La désintermédiation outre-Atlantique
Ainsi peu à peu, l'Europe reproduit le modèle américain, où la désintermédiation est extrêmement importante, mais dans des proportions encore très différentes :
- en zone Euro, 70 % du financement des entreprises est constitué de prêts bancaires, et les 30 % restant proviennent des marchés financiers,
- aux États-Unis la proportion est inversée : les marchés financiers apportent 70 % des prêts aux entreprises, les banques se contentent des 30% restants.
Les formes de la désintermédiation
Lorsque les financements des entreprises ne proviennent pas des banques, ils viennent des marchés financiers, essentiellement sous forme d’émission de titres obligataires.
Entre émissions d’obligations, augmentations de capital et cotation en Bourse, les grandes entreprises européennes ont levé en 2014 plus de 100 milliards d’euros sur Euronext.
Les investisseurs institutionnels, et en particulier les assureurs, apportent ainsi une part croissante du financement des grandes entreprises, voire des plus petites structures.
Bien sûr, les PME ne pouvaient envisager de s’adresser ainsi directement au marché. En 2014, leur financement venait pour 95 % des prêts intermédiés. Mais l’accès au crédit est pour elles de plus en plus difficile.
Alors, pour offrir aux PME de nouvelles opportunités, une place de marché qui leur est dédiée a été créée en 2013 : Enternext.
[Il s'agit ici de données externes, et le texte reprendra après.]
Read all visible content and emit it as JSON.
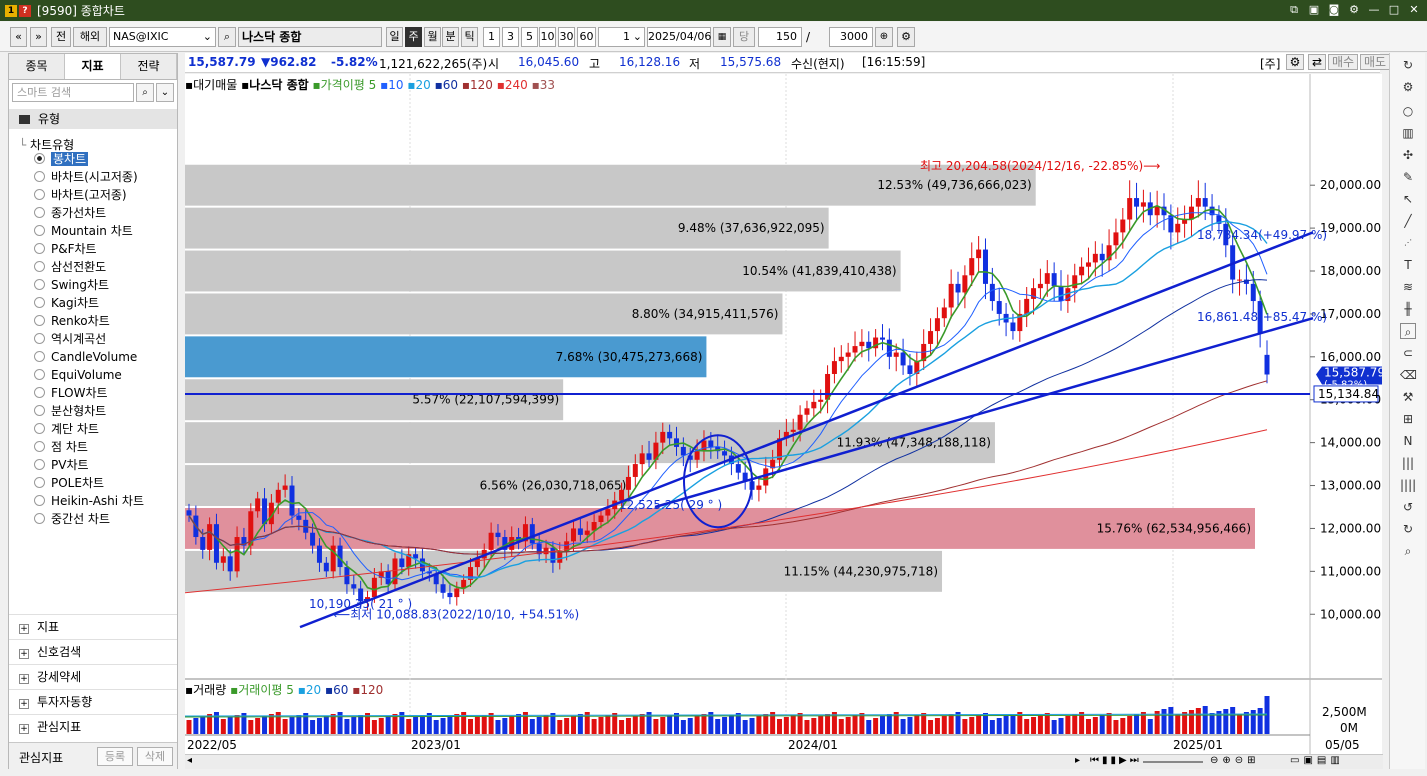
{
  "window": {
    "title": "[9590] 종합차트",
    "logo_a": "1",
    "logo_b": "?"
  },
  "toolbar": {
    "nav_prev": "«",
    "nav_dropdown": "»",
    "market_domestic": "전",
    "market_overseas": "해외",
    "symbol_code": "NAS@IXIC",
    "symbol_name": "나스닥 종합",
    "periods": [
      "일",
      "주",
      "월",
      "분",
      "틱"
    ],
    "active_period": "주",
    "intervals": [
      "1",
      "3",
      "5",
      "10",
      "30",
      "60"
    ],
    "unit_value": "1",
    "date": "2025/04/06",
    "date_label": "당",
    "count": "150",
    "total": "3000"
  },
  "left_panel": {
    "tabs": [
      "종목",
      "지표",
      "전략"
    ],
    "active_tab": "지표",
    "search_placeholder": "스마트 검색",
    "section_label": "유형",
    "group_label": "차트유형",
    "chart_types": [
      "봉차트",
      "바차트(시고저종)",
      "바차트(고저종)",
      "종가선차트",
      "Mountain 차트",
      "P&F차트",
      "삼선전환도",
      "Swing차트",
      "Kagi차트",
      "Renko차트",
      "역시계곡선",
      "CandleVolume",
      "EquiVolume",
      "FLOW차트",
      "분산형차트",
      "계단 차트",
      "점 차트",
      "PV차트",
      "POLE차트",
      "Heikin-Ashi 차트",
      "중간선 차트"
    ],
    "selected_type": "봉차트",
    "bottom_groups": [
      "지표",
      "신호검색",
      "강세약세",
      "투자자동향",
      "관심지표"
    ],
    "footer": {
      "label": "관심지표",
      "register": "등록",
      "delete": "삭제"
    }
  },
  "infobar": {
    "last": "15,587.79",
    "change": "▼962.82",
    "change_pct": "-5.82%",
    "volume": "1,121,622,265(주)",
    "open_label": "시",
    "open": "16,045.60",
    "high_label": "고",
    "high": "16,128.16",
    "low_label": "저",
    "low": "15,575.68",
    "mode": "수신(현지)",
    "time": "[16:15:59]",
    "unit_btn": "[주]",
    "buy_btn": "매수",
    "sell_btn": "매도"
  },
  "legend": {
    "vp": "대기매물",
    "name": "나스닥 종합",
    "ma_label": "가격이평",
    "ma_periods": [
      "5",
      "10",
      "20",
      "60",
      "120",
      "240",
      "33"
    ],
    "ma_colors": [
      "#3a9a2a",
      "#2060ff",
      "#1aa0e0",
      "#1030a0",
      "#a03030",
      "#e03030",
      "#a05050"
    ]
  },
  "volume_legend": {
    "name": "거래량",
    "ma_label": "거래이평",
    "periods": [
      "5",
      "20",
      "60",
      "120"
    ]
  },
  "annotations": {
    "high": "최고 20,204.58(2024/12/16, -22.85%)⟶",
    "low": "⟵최저 10,088.83(2022/10/10, +54.51%)",
    "angle1": "10,190.35( 21 ° )",
    "angle2": "12,525.25( 29 ° )",
    "trend1": "18,784.34(+49.97 %)",
    "trend2": "16,861.48(+85.47 %)",
    "hline_value": "15,134.84",
    "last_price": "15,587.79",
    "last_pct": "(-5.82%)"
  },
  "volume_profile": [
    {
      "label": "12.53% (49,736,666,023)",
      "pct": 12.53,
      "lo": 19500,
      "hi": 20500
    },
    {
      "label": "9.48% (37,636,922,095)",
      "pct": 9.48,
      "lo": 18500,
      "hi": 19500
    },
    {
      "label": "10.54% (41,839,410,438)",
      "pct": 10.54,
      "lo": 17500,
      "hi": 18500
    },
    {
      "label": "8.80% (34,915,411,576)",
      "pct": 8.8,
      "lo": 16500,
      "hi": 17500
    },
    {
      "label": "7.68% (30,475,273,668)",
      "pct": 7.68,
      "lo": 15500,
      "hi": 16500,
      "highlight": "blue"
    },
    {
      "label": "5.57% (22,107,594,399)",
      "pct": 5.57,
      "lo": 14500,
      "hi": 15500
    },
    {
      "label": "11.93% (47,348,188,118)",
      "pct": 11.93,
      "lo": 13500,
      "hi": 14500
    },
    {
      "label": "6.56% (26,030,718,065)",
      "pct": 6.56,
      "lo": 12500,
      "hi": 13500
    },
    {
      "label": "15.76% (62,534,956,466)",
      "pct": 15.76,
      "lo": 11500,
      "hi": 12500,
      "highlight": "red"
    },
    {
      "label": "11.15% (44,230,975,718)",
      "pct": 11.15,
      "lo": 10500,
      "hi": 11500
    }
  ],
  "chart_data": {
    "type": "candlestick",
    "title": "나스닥 종합",
    "x_ticks": [
      "2022/05",
      "2023/01",
      "2024/01",
      "2025/01",
      "05/05"
    ],
    "y_ticks": [
      "20,000.00",
      "19,000.00",
      "18,000.00",
      "17,000.00",
      "16,000.00",
      "15,000.00",
      "14,000.00",
      "13,000.00",
      "12,000.00",
      "11,000.00",
      "10,000.00"
    ],
    "ylim": [
      9400,
      21100
    ],
    "volume_ticks": [
      "2,500M",
      "0M"
    ],
    "series_close_weekly": [
      12300,
      11800,
      11500,
      12100,
      11200,
      11350,
      11000,
      11800,
      11600,
      12400,
      12700,
      12100,
      12600,
      12900,
      13000,
      12300,
      12200,
      11900,
      11600,
      11200,
      11000,
      11600,
      11100,
      10700,
      10600,
      10300,
      10400,
      10850,
      11000,
      10700,
      11300,
      11100,
      11400,
      11300,
      11000,
      10950,
      10700,
      10500,
      10400,
      10600,
      10800,
      11100,
      11300,
      11500,
      11900,
      11800,
      11500,
      11800,
      11700,
      12100,
      11650,
      11400,
      11550,
      11200,
      11450,
      11700,
      12000,
      11850,
      11950,
      12150,
      12300,
      12450,
      12650,
      12900,
      13200,
      13500,
      13750,
      13600,
      14000,
      14250,
      14100,
      13900,
      13700,
      13600,
      13800,
      14050,
      13900,
      13800,
      13700,
      13500,
      13300,
      13100,
      12900,
      13000,
      13400,
      13600,
      14100,
      14250,
      14300,
      14650,
      14800,
      14950,
      15000,
      15600,
      15900,
      16000,
      16100,
      16250,
      16350,
      16200,
      16450,
      16400,
      16000,
      16100,
      15800,
      15600,
      15900,
      16300,
      16600,
      16900,
      17150,
      17700,
      17500,
      17900,
      18300,
      18500,
      17700,
      17300,
      17000,
      16800,
      16600,
      17000,
      17350,
      17600,
      17700,
      17950,
      17650,
      17300,
      17600,
      17900,
      18100,
      18200,
      18400,
      18250,
      18600,
      18900,
      19200,
      19700,
      19500,
      19600,
      19300,
      19500,
      19300,
      18900,
      19100,
      19200,
      19500,
      19700,
      19500,
      19300,
      19100,
      18600,
      17800,
      17800,
      17700,
      17300,
      16550,
      15588
    ]
  }
}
Présente sur les marchés d'Amsterdam, Bruxelles, Paris et Lisbonne, Enternext a permis au premier trimestre 2014 à 32 nouvelles structures de lever 771 millions d'euros.
Les PME ont aussi recours au capital investissement, dont la place en France est de plus en plus importante, à travers des opérations d’amorçage, de création et de développement : environ 80 % des investissements de ces fonds sont réalisés dans des PME.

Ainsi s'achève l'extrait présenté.